Кафедру футурологии философского факультета Токийского университета возглавлял Ода, бывший тогда уже профессором и снискавший многие славы как в самом университете, так и за его пределами. Демобилизовавшийся из сил самообороны, Ода выглядел оригинально, ему пришлось поучаствовать в освобождении нескольких островов в бассейне Тихого океана, он брал Иото и отличился в этом сражении боевой яростью, лично прикончив пулеметный расчет, прикрывавший вертолетную площадку. В ходе штурма высоты № 1 получил ранение, но это не помешало ему принять участие в воздвижении флага над островом; фотография с этим событием, кстати, украшает все военные комендатуры, поскольку воздвижение флага стало официальным окончанием Войны, майор Ода на снимке крайний слева. Находясь в госпитале, Ода в знак памяти об этом событии побрил себе голову, а на лысине сделал пороховую татуировку в виде зеркального американского флага.
Вернувшись в мирную жизнь и возобновив карьеру на философском факультете, Ода, однако, не оставил казарменных привычек, более того, эти привычки в нем усугубились, а в сочетании с практически энциклопедическими знаниями образовали причудливую смесь.
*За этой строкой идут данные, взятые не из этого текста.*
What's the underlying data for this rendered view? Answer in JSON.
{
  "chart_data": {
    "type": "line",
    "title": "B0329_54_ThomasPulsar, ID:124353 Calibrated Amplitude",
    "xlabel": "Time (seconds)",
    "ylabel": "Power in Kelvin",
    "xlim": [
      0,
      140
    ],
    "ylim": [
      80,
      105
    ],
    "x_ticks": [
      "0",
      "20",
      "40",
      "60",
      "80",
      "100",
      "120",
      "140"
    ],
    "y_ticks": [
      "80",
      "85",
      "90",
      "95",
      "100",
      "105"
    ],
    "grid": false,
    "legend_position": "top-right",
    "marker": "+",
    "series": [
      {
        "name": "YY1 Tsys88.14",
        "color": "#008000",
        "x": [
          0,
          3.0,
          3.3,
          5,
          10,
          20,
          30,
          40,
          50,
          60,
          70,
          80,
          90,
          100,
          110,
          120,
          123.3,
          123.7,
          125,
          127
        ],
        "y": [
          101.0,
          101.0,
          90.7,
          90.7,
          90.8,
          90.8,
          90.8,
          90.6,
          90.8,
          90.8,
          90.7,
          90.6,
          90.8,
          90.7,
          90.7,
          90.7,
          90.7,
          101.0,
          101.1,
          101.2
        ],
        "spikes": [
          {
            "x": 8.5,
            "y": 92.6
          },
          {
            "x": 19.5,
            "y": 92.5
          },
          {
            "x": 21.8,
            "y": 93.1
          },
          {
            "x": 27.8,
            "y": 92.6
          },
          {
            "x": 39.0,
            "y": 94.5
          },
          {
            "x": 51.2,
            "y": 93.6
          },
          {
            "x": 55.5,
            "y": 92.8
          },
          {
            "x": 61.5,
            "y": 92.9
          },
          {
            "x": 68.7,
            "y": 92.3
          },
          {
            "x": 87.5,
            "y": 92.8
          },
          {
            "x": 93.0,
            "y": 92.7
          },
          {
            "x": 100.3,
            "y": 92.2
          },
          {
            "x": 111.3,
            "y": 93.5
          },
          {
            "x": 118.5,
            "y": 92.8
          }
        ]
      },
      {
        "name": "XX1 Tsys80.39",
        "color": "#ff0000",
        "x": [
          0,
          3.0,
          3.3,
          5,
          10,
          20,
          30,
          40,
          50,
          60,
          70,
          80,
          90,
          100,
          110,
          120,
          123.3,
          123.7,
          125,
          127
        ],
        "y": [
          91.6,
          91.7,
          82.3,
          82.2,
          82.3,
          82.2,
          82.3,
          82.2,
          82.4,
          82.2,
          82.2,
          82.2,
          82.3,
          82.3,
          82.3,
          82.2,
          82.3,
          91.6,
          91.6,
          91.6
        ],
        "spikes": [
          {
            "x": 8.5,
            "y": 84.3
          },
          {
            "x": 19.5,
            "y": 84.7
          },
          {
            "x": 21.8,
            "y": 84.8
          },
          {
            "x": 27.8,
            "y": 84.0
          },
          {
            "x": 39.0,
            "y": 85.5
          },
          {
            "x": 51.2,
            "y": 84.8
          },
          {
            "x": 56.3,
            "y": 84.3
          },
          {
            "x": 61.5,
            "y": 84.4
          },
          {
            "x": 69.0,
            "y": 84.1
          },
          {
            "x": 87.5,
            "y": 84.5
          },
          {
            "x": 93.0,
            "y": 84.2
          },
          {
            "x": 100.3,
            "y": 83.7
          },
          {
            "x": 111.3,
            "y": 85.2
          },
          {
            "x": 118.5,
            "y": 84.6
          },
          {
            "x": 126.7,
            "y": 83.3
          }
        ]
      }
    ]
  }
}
В первый год службы в университете Ода прославился статьей «Поражение», в которой подвергал метафизическому сомнению утверждение о вступлении Японии в полосу перманентного «лучезарного расцвета» и чрезвычайно язвительно и саркастически отзывался о записных патриотах, просидевших всю Войну в газетных редакциях. Урезонить футуролога явилась делегация из ветеранского общества «Пепел и Расцвет» в количестве четырех человек, двух из них Ода выкинул в окно, остальные разбежались в панике.
В случившийся вскоре праздник Реставрации Ода выехал в город на пегой лошади и зачитывал с нее статью «Стезя негодяев», за что был доставлен в участок и приговорен к исправительным работам.
Через неделю после отбытия наказания он провел акцию «Invasion USA» – пробравшись ночью к строящемуся зданию медицинского факультета, Ода покрасил лысину индиговой краской и, используя ее как штамп, нанес головой оттиски по всей стене. Администрацию университета, пытавшуюся вернуть его в русло академических приличий, Ода встретил черной армейской бранью.
Впрочем, к подобным выходкам руководство университета относилось достаточно терпимо, помня о героическом прошлом майора и высоко ценя его профессиональные компетенции. Кроме того, по слухам, Ода нравился самому Императору, вроде как тот считал неуживчивого профессора воплощением самурайского духа – с одной стороны, воинственного и шовинистического, с другой – вычурно ироничного. Довольно быстро Ода сделался любимцем и студентов, поскольку, несмотря на взбалмошность, грубость и привычку распускать кулаки, студентов он любил, а многим и помогал.
Я выстрелила.
Так я и стала футурологом.
Конечно же, я попала.
Пуля пробила в баллоне дыру, в сторону ударил оранжевый фонтан, а потом последовал и взрыв.
Думала, будет мощнее.
Артем тут же вскочил, выкинул Ерша на улицу и выпрыгнул следом сам.
– Бежим! – заорал Артем.
Я подхватила его самодельный багор и выпрыгнула вслед за ним.